Ein typisches Phänomen kommt auch im Bilderbuch-Teil zum Ausdruck, nämlich, dass das ältere Geschwisterkind plötzlich auch wieder in ein „Baby-Verhalten“ fällt. Was steckt dahinter und wie kann man dem begegnen?
Dazu gibt es viele Theorien. Eine ganz simple, die dieses Verhalten nicht unnötig pathologisiert, ist die folgende: Durch das Baby und alles, was darum herum passiert, werden Erinnerungen wach. Bestimmte Gedächtnisinhalte des älteren Kindes werden einfach reaktiviert und es wird an das heimelige Gefühl des Umsorgtwerdens und all die schönen Erfahrungen, die mit diesem Alter verbunden sind, erinnert. So wie wir vielleicht wieder Schmetterlinge im Bauch spüren, wenn wir bestimmte Lieder hören, die uns an die Zeit des Verliebtseins erinnern. Oder beim Klassentreffen plötzlich in alte Rollen verfallen.

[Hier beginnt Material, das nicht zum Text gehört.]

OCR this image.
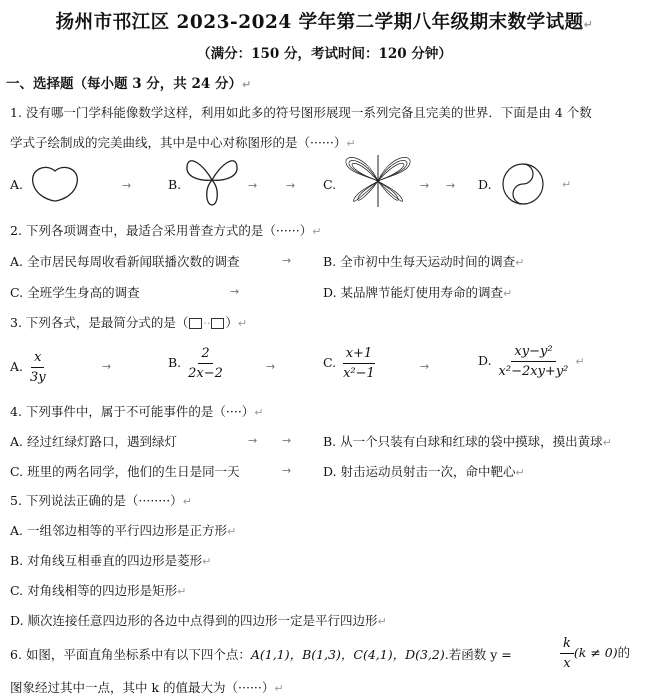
扬州市邗江区 2023-2024 学年第二学期八年级期末数学试题↵
（满分：150 分，考试时间：120 分钟）
一、选择题（每小题 3 分，共 24 分）↵
1. 没有哪一门学科能像数学这样，利用如此多的符号图形展现一系列完备且完美的世界．下面是由 4 个数
学式子绘制成的完美曲线，其中是中心对称图形的是（······）↵
A.	→	B.	→	→ C.	→ → D.	↵
2. 下列各项调查中，最适合采用普查方式的是（······）↵
A. 全市居民每周收看新闻联播次数的调查	→	B. 全市初中生每天运动时间的调查↵
C. 全班学生身高的调查	→	D. 某品牌节能灯使用寿命的调查↵
3. 下列各式，是最简分式的是（ ·· ）↵
A. $\frac{x}{3y}$	→	B. $\frac{2}{2x-2}$	→	C. $\frac{x+1}{\text{x²−1}}$	→	D. $\frac{\text{xy−y²}}{\text{x²−2xy+y²}}$ ↵
4. 下列事件中，属于不可能事件的是（····）↵
A. 经过红绿灯路口，遇到绿灯	→ →	B. 从一个只装有白球和红球的袋中摸球，摸出黄球↵
C. 班里的两名同学，他们的生日是同一天	→	D. 射击运动员射击一次，命中靶心↵
5. 下列说法正确的是（········）↵
A. 一组邻边相等的平行四边形是正方形↵
B. 对角线互相垂直的四边形是菱形↵
C. 对角线相等的四边形是矩形↵
D. 顺次连接任意四边形的各边中点得到的四边形一定是平行四边形↵
6. 如图，平面直角坐标系中有以下四个点：A(1,1)，B(1,3)，C(4,1)，D(3,2).若函数 y =	$\frac{k}{x} (k \ne 0)$的
图象经过其中一点，其中 k 的值最大为（······）↵
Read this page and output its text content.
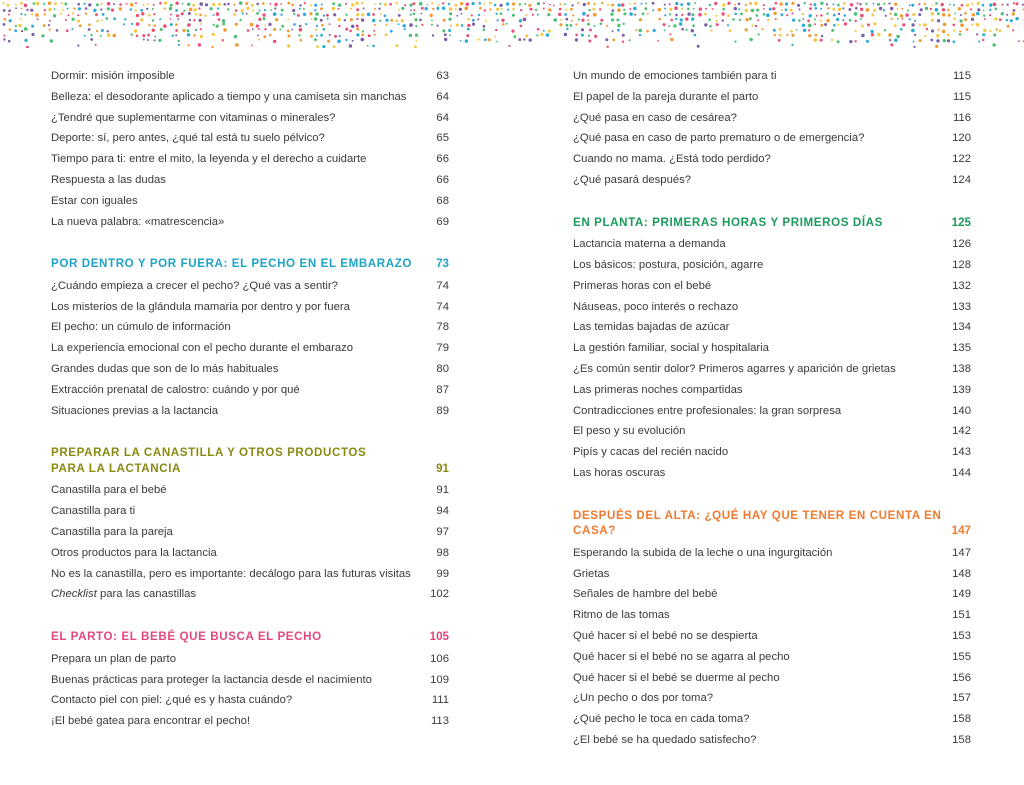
Dormir: misión imposible	63
Belleza: el desodorante aplicado a tiempo y una camiseta sin manchas	64
¿Tendré que suplementarme con vitaminas o minerales?	64
Deporte: sí, pero antes, ¿qué tal está tu suelo pélvico?	65
Tiempo para ti: entre el mito, la leyenda y el derecho a cuidarte	66
Respuesta a las dudas	66
Estar con iguales	68
La nueva palabra: «matrescencia»	69
POR DENTRO Y POR FUERA: EL PECHO EN EL EMBARAZO 73
¿Cuándo empieza a crecer el pecho? ¿Qué vas a sentir?	74
Los misterios de la glándula mamaria por dentro y por fuera	74
El pecho: un cúmulo de información	78
La experiencia emocional con el pecho durante el embarazo	79
Grandes dudas que son de lo más habituales	80
Extracción prenatal de calostro: cuándo y por qué	87
Situaciones previas a la lactancia	89
PREPARAR LA CANASTILLA Y OTROS PRODUCTOS
PARA LA LACTANCIA	91
Canastilla para el bebé	91
Canastilla para ti	94
Canastilla para la pareja	97
Otros productos para la lactancia	98
No es la canastilla, pero es importante: decálogo para las futuras visitas 99
Checklist para las canastillas	102
EL PARTO: EL BEBÉ QUE BUSCA EL PECHO	105
Prepara un plan de parto	106
Buenas prácticas para proteger la lactancia desde el nacimiento	109
Contacto piel con piel: ¿qué es y hasta cuándo?	111
¡El bebé gatea para encontrar el pecho!	113
Un mundo de emociones también para ti	115
El papel de la pareja durante el parto	115
¿Qué pasa en caso de cesárea?	116
¿Qué pasa en caso de parto prematuro o de emergencia?	120
Cuando no mama. ¿Está todo perdido?	122
¿Qué pasará después?	124
EN PLANTA: PRIMERAS HORAS Y PRIMEROS DÍAS	125
Lactancia materna a demanda	126
Los básicos: postura, posición, agarre	128
Primeras horas con el bebé	132
Náuseas, poco interés o rechazo	133
Las temidas bajadas de azúcar	134
La gestión familiar, social y hospitalaria	135
¿Es común sentir dolor? Primeros agarres y aparición de grietas	138
Las primeras noches compartidas	139
Contradicciones entre profesionales: la gran sorpresa	140
El peso y su evolución	142
Pipís y cacas del recién nacido	143
Las horas oscuras	144
DESPUÉS DEL ALTA: ¿QUÉ HAY QUE TENER EN CUENTA EN CASA?	147
Esperando la subida de la leche o una ingurgitación	147
Grietas	148
Señales de hambre del bebé	149
Ritmo de las tomas	151
Qué hacer si el bebé no se despierta	153
Qué hacer si el bebé no se agarra al pecho	155
Qué hacer si el bebé se duerme al pecho	156
¿Un pecho o dos por toma?	157
¿Qué pecho le toca en cada toma?	158
¿El bebé se ha quedado satisfecho?	158
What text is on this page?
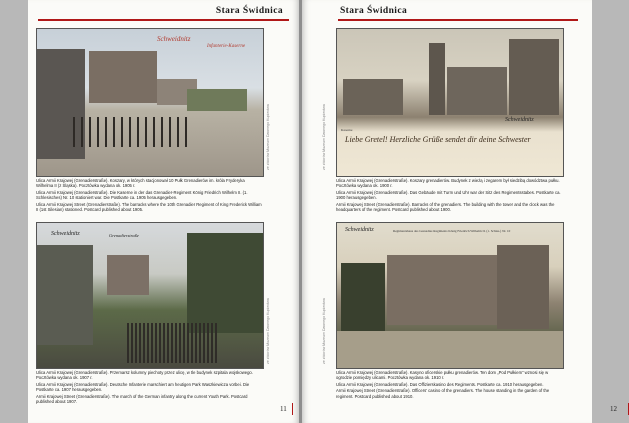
Stara Świdnica
Schweidnitz
Infanterie-Kaserne
ze zbiorów Muzeum Dawnego Kupiectwa

Ulica Armii Krajowej (Grenadierstraße). Koszary, w których stacjonował 10 Pułk Grenadierów im. króla Fryderyka Wilhelma II (z Śląska). Pocztówka wydana ok. 1905 r.

Ulica Armii Krajowej (Grenadierstraße). Die Kaserne in der das Grenadier-Regiment König Friedrich Wilhelm II. (1. Schlesisches) Nr. 10 stationiert war. Die Postkarte ca. 1905 herausgegeben.

Ulica Armii Krajowej Street (Grenadierstraße). The barracks where the 10th Grenadier Regiment of King Frederick William II (1st Silesian) stationed. Postcard published about 1905.

Schweidnitz	Grenadierstraße
ze zbiorów Muzeum Dawnego Kupiectwa

Ulica Armii Krajowej (Grenadierstraße). Przemarsz kolumny piechoty przez ulicę, w tle budynek szpitala wojskowego. Pocztówka wydana ok. 1907 r.

Ulica Armii Krajowej (Grenadierstraße). Deutsche Infanterie marschiert am heutigen Park Waszkiewicza vorbei. Die Postkarte ca. 1907 herausgegeben.

Armii Krajowej Street (Grenadierstraße). The march of the German infantry along the current Youth Park. Postcard published about 1907.

11
Stara Świdnica
Schweidnitz
Kaserne
Liebe Gretel! Herzliche Grüße sendet dir deine Schwester
ze zbiorów Muzeum Dawnego Kupiectwa

Ulica Armii Krajowej (Grenadierstraße). Koszary grenadierów. Budynek z wieżą i zegarem był siedzibą dowództwa pułku. Pocztówka wydana ok. 1900 r.

Ulica Armii Krajowej (Grenadierstraße). Das Gebäude mit Turm und Uhr war der Sitz des Regimentsstabes. Postkarte ca. 1900 herausgegeben.

Armii Krajowej Street (Grenadierstraße). Barracks of the grenadiers. The building with the tower and the clock was the headquarters of the regiment. Postcard published about 1900.

Schweidnitz	Regimentshaus des Grenadier-Regiments König Friedrich Wilhelm II. (1. Schles.) Nr. 10
ze zbiorów Muzeum Dawnego Kupiectwa

Ulica Armii Krajowej (Grenadierstraße). Kasyno oficerskie pułku grenadierów. Ten dom „Pod Pułkiem” wznosi się w ogrodzie pomiędzy ulicami. Pocztówka wydana ok. 1910 r.

Ulica Armii Krajowej (Grenadierstraße). Das Offizierskasino des Regiments. Postkarte ca. 1910 herausgegeben.

Armii Krajowej Street (Grenadierstraße). Officers' casino of the grenadiers. The house standing in the garden of the regiment. Postcard published about 1910.

12
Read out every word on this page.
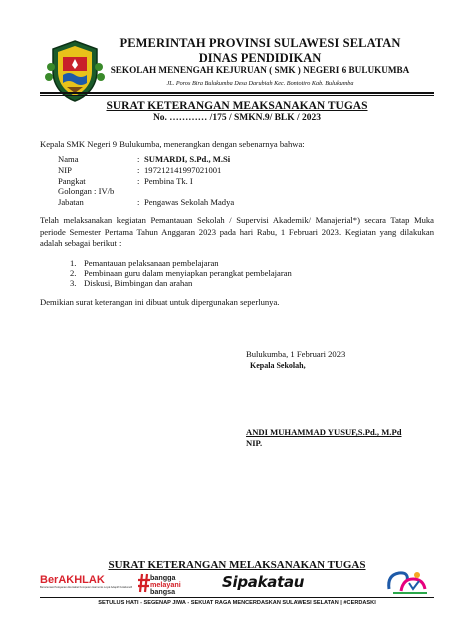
PEMERINTAH PROVINSI SULAWESI SELATAN
DINAS PENDIDIKAN
SEKOLAH MENENGAH KEJURUAN ( SMK ) NEGERI 6 BULUKUMBA
JL. Poros Bira Bulukumba Desa Darubiah Kec. Bontotiro Kab. Bulukumba
SURAT KETERANGAN MEAKSANAKAN TUGAS
No. ………… /175 / SMKN.9/ BLK / 2023
Kepala SMK Negeri 9 Bulukumba, menerangkan dengan sebenarnya bahwa:
Nama	: SUMARDI, S.Pd., M.Si
NIP	: 197212141997021001
Pangkat	: Pembina Tk. I
Golongan : IV/b
Jabatan	: Pengawas Sekolah Madya
Telah melaksanakan kegiatan Pemantauan Sekolah / Supervisi Akademik/ Manajerial*) secara Tatap Muka periode Semester Pertama Tahun Anggaran 2023 pada hari Rabu, 1 Februari 2023. Kegiatan yang dilakukan adalah sebagai berikut :
1. Pemantauan pelaksanaan pembelajaran
2. Pembinaan guru dalam menyiapkan perangkat pembelajaran
3. Diskusi, Bimbingan dan arahan
Demikian surat keterangan ini dibuat untuk dipergunakan seperlunya.
Bulukumba, 1 Februari 2023
Kepala Sekolah,
ANDI MUHAMMAD YUSUF,S.Pd., M.Pd
NIP.
SURAT KETERANGAN MELAKSANAKAN TUGAS
BerAKHLAK
Berorientasi Pelayanan Akuntabel Kompeten Harmonis Loyal Adaptif Kolaboratif
bangga
melayani
bangsa
Sipakatau
SETULUS HATI - SEGENAP JIWA - SEKUAT RAGA MENCERDASKAN SULAWESI SELATAN | #CERDASKI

Viele Eltern glauben, dem sofort einen Riegel vorschieben zu müssen, damit das Kind in seiner Entwicklung nicht „zurückfällt“. Solche Ängste sind unbegründet. Wenn wir das nicht als „Rückschritt“ sehen, sondern einfach als Wunsch des älteren Kindes, sich geborgen zu fühlen und die Nähe der Eltern zu spüren, dann können wir dem mit gutem Gefühl nachgeben. Dabei darf man oft feststellen: Wenn das ältere Kind ein bisschen klein sein und Nähe tanken durfte, schlüpft es danach umso lieber wieder in die Rolle des großen Kindes.
Selbstständigkeit lässt sich nicht erzwingen, indem man diese einfordert und sich dem Kind entzieht. Sie entwickelt sich eher dadurch, dass das Bedürfnis nach Bindung gesehen und erfüllt wird und das Kind dadurch die Sicherheit bekommt, dass es nicht darum kämpfen muss.